I was wondering if there are any limits on the length of strings stored using Core Data in iOS. (other than available RAM or disk space on the device)
I think you're more likely to hit the performance limits on an iOS device before you hit any storage limits in Core Data. You'll also be getting a performance hit from pulling in large chunks of data.
You are better off, both in performance and manageability, breaking up large blocks of text into smaller chunks.
From what I remember Marcus Zarra telling me anyway.

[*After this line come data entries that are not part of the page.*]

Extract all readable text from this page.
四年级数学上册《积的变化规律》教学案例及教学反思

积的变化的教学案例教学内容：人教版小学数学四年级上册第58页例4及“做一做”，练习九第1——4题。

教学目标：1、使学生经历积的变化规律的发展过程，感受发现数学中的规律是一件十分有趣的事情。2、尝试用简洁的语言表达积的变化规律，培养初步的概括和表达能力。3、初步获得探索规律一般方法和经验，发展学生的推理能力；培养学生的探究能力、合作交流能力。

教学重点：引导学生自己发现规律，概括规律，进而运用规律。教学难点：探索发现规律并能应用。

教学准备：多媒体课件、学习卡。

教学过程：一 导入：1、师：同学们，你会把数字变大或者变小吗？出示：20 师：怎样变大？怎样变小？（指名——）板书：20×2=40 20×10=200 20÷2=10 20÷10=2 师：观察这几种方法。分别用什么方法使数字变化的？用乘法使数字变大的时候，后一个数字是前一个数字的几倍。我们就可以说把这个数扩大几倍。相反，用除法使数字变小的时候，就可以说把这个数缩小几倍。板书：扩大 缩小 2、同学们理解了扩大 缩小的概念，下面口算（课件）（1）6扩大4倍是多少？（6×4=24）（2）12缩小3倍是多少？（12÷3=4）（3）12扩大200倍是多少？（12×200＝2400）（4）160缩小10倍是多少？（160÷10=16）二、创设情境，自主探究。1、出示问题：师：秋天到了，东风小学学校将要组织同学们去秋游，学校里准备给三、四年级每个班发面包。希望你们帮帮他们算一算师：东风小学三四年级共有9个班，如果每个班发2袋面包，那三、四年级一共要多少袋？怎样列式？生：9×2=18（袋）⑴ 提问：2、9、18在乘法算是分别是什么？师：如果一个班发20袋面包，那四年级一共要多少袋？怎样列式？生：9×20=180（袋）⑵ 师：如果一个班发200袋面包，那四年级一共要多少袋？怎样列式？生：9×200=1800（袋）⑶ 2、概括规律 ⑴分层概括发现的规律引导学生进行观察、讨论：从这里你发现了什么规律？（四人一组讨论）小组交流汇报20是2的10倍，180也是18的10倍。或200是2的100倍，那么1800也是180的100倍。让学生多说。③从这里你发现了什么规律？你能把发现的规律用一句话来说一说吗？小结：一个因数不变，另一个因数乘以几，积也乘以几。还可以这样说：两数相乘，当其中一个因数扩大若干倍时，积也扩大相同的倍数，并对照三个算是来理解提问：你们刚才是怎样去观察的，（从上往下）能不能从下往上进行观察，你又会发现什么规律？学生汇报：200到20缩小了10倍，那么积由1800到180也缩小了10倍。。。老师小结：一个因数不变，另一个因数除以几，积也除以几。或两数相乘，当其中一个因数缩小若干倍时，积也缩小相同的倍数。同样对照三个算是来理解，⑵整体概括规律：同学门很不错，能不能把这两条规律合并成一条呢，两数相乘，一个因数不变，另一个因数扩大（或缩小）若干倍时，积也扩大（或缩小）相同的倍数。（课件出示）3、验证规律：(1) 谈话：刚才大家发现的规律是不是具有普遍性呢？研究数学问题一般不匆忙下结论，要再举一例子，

Just to confirm, that there are no specific limits in CoreData (not counting memory/disk space limitations). When using CoreData on iOS you are in almost every case using sqlite as persistent storage. CoreData stores String as Varchar and from sqlite's point of view:
SQLite does not enforce the length of a VARCHAR. You can declare a VARCHAR(10) and SQLite will be happy to store a 500-million character string there. And it will keep all 500-million characters intact. Your content is never truncated. SQLite understands the column type of "VARCHAR(N)" to be the same as "TEXT", regardless of the value of N.
...taken from sqlite's FAQ
It does not have a limit as far as I can tell, unless you assign one in the model file (there is a section for min length and max length).
I don't remember reading any limits in Core Data documentations, but remember that Core Data is just a framework on top of a real database, usually sqlite. I think it's safe to assume that the limits are dictated by the underlying DB.